I’ll be honest: These pokes and prods started to annoy me. If I could have been tested, I would have been. But my goal wasn’t to spend my energy re-explaining why I couldn’t get a test. I just needed to get better.
This was all before New York increased their testing capabilities and when the surge of new cases really started taking over the city.
When Anxiety Started Taking Over
So much was changing day to day. The news became more and more heart-wrenching, bringing the sorrow I’d seen in other U.S. cities and countries right here, right before me. While sick, I stayed in bed a lot, slept, read books, drank tea, and slept some more. Some nights the coughing fits were so strong that Ben would sit up and guide me through a breathing technique.
As someone who battles moderate health anxiety, I found myself falling into “what-if” rabbit holes, worrying about sudden death, obsessing about whether staying home was a bad choice or not, and catastrophizing about … well, a global catastrophe.
I found myself feeling more uncertain than I’d felt in a long time — and on an entirely new level, so I turned to meditation (the Calm app is amazing), ASMR, and deep breathing techniques. I surrounded myself with as much good as I could: breakfast by the window, a cozy space to nap, medicine within my reach.
But nothing changed the fact that people were dying and that my whole city was effectively in lockdown. Knowing that the city’s emergency rooms and doctors’ offices were jammed made me feel like the world was on pause, like I truly had to fend for myself. It’s a strange feeling, one that I don’t still have clear language for.
Even though I don’t currently have health insurance — another anxiety-producing issue that makes being sick so much worse — the sacrifice (staying home so others have a fighting chance) made me very aware of the privileges many of us have and how used to having help we are. Health care being a non-option or a last option isn’t something many people are used to.
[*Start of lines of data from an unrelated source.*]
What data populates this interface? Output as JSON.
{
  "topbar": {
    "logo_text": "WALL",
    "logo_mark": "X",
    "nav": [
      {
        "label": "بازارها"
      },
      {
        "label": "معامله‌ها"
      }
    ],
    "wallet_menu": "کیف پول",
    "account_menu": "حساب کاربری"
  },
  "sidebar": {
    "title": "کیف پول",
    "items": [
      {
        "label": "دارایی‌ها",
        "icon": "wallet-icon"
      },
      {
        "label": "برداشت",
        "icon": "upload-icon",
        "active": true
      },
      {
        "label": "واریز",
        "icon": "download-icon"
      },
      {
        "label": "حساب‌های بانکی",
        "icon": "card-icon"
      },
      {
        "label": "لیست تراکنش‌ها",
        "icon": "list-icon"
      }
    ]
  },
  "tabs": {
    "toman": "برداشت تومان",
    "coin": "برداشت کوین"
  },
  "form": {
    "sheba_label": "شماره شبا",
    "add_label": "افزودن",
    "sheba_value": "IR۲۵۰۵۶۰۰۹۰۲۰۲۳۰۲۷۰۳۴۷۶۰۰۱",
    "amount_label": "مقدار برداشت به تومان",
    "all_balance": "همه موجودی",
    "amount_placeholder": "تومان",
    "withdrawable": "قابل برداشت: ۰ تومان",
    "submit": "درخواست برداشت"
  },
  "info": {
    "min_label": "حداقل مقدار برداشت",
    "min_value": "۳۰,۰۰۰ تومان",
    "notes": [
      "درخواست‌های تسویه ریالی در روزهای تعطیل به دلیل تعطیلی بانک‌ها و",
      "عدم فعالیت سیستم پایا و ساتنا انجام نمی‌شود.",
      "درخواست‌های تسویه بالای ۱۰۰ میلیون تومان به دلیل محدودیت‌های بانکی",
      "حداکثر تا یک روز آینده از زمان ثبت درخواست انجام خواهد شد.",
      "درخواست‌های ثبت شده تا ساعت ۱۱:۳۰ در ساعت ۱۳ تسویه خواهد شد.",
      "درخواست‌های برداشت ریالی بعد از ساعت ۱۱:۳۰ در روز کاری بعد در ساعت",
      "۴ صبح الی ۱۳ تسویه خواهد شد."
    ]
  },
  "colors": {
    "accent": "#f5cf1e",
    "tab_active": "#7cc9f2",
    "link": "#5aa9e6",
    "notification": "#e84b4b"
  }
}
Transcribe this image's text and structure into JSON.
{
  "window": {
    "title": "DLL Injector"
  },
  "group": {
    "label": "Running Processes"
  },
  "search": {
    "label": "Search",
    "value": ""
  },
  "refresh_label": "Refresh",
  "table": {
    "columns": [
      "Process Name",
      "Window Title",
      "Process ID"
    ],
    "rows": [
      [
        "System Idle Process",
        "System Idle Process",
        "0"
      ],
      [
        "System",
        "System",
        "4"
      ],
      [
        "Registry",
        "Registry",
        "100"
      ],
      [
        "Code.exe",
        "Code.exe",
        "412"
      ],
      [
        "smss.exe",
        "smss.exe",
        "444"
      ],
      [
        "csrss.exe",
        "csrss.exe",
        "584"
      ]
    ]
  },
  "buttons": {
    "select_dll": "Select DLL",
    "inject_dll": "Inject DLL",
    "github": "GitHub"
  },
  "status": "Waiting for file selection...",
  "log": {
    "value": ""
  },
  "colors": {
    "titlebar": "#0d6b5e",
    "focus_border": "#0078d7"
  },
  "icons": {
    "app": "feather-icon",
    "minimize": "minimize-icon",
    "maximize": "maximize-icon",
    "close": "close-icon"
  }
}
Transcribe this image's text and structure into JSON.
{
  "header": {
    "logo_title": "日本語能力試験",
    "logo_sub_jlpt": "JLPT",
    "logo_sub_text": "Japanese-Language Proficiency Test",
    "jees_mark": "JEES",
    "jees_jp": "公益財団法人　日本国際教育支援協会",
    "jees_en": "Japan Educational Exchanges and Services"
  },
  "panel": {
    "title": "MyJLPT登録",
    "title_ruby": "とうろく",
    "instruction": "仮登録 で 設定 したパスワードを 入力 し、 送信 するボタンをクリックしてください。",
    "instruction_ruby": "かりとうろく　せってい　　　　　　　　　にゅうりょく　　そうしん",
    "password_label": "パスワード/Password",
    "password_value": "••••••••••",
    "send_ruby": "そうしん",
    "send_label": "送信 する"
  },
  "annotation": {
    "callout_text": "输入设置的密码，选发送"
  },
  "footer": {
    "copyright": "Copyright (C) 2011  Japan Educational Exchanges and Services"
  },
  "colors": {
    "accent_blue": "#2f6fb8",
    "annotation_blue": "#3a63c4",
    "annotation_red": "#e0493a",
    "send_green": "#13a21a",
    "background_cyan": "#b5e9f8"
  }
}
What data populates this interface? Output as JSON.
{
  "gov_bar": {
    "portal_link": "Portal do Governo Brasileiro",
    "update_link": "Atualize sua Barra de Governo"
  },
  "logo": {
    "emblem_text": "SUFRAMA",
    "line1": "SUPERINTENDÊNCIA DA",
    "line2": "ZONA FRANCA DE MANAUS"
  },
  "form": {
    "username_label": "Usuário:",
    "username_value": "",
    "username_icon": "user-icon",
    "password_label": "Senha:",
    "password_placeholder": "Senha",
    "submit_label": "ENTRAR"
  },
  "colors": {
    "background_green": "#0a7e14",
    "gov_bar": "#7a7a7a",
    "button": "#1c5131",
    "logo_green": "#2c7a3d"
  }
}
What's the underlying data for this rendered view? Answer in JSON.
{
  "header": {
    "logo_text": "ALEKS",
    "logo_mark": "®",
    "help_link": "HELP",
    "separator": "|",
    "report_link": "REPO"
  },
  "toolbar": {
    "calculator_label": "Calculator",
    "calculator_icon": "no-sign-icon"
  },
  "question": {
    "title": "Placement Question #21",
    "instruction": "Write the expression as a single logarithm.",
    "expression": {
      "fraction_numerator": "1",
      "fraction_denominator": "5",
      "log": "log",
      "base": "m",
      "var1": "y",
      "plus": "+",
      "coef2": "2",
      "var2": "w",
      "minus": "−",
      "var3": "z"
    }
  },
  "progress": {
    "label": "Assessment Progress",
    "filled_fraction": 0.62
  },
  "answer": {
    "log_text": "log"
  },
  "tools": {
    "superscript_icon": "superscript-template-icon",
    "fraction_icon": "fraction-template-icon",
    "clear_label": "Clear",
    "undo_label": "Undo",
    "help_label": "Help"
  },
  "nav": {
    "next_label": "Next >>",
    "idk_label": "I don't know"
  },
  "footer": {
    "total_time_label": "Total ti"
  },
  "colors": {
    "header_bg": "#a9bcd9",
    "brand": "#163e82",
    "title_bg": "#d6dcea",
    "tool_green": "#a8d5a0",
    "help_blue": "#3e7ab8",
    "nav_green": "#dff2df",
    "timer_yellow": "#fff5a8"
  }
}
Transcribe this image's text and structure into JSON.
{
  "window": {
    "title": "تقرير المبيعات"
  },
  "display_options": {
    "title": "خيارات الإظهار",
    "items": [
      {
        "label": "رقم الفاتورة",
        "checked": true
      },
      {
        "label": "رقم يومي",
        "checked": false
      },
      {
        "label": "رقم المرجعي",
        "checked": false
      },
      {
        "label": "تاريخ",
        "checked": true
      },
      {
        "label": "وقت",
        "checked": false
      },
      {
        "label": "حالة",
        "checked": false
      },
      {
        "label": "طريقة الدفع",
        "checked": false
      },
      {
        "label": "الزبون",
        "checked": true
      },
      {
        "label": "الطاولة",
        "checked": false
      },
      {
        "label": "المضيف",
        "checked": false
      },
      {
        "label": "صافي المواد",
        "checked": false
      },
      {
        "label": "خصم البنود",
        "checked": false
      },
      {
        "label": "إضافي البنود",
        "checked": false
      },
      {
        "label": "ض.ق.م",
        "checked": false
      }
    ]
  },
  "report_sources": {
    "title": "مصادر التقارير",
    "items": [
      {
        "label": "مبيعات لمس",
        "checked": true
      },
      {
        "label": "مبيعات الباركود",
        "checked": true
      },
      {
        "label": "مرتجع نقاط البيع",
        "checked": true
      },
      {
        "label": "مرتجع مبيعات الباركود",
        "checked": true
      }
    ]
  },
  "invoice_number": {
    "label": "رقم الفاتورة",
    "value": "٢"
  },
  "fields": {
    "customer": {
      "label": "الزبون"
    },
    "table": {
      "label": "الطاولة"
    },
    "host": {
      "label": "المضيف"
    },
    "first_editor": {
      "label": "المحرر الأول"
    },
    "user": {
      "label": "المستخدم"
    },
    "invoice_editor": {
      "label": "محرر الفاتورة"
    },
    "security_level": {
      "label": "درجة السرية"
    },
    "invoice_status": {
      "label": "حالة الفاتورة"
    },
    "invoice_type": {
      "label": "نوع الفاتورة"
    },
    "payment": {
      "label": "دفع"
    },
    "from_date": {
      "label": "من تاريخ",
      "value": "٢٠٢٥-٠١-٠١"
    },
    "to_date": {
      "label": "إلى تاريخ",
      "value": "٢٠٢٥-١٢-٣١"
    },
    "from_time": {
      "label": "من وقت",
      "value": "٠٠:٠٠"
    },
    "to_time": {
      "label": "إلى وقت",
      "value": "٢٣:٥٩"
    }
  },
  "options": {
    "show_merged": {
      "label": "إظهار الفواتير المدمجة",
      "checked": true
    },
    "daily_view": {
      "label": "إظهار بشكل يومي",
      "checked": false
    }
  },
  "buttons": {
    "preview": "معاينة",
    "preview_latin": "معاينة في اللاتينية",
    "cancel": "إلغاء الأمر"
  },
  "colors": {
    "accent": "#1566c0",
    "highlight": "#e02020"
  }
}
And in some ways, COVID-19 was starting to level a horribly imbalanced playing field. Where many low-income or uninsured folks ordinarily are forced to skip the doctor or go as infrequently as possible, not having enough tests meant many people were struggling to get one. (Except celebrities and the wealthy. Even the healthy ones seemed to have access. Hmmm.)
Lessons from an ‘Unknown’ Illness
It took about a week and a half of physically and emotionally draining symptoms, but I got better. The coughing stopped, the fatigue went away, and the headaches diminished. But I still have, to this day, a moderate loss of taste and smell.
This experience, beyond anything else, has taught me to live in the moment, embrace the things that healed me, and to find new management techniques for my anxiety (if I didn’t, I’d lose it). It also taught me to acknowledge and sit in my uncertainty. As I wrote for Luna Luna magazine, an online diary community that I founded, “finding peace and stillness in the midst of chaos is a challenge, but it’s one that we must meet. We can choose to spend the entire day in worry — and it would not be invalid if we did. Our finances, our health, and our stability are at risk. But we can also choose to take back a few minutes for ourselves, to sit in silence, to just be alive, to just surround ourselves with the things that bring us pleasure and joy. “
My experience also taught me the power of quarantine. Some people might think that by not being tested, you’re in the clear. You’re not. The assumption should be that if you have COVID-19 symptoms, you have it. Even if you can’t get tested.
If everyone who could self-care at home — with a coronavirus diagnosis or not — could just stay home, we could save lives.
Stay home, even if you think it’s just a cold. Stay home.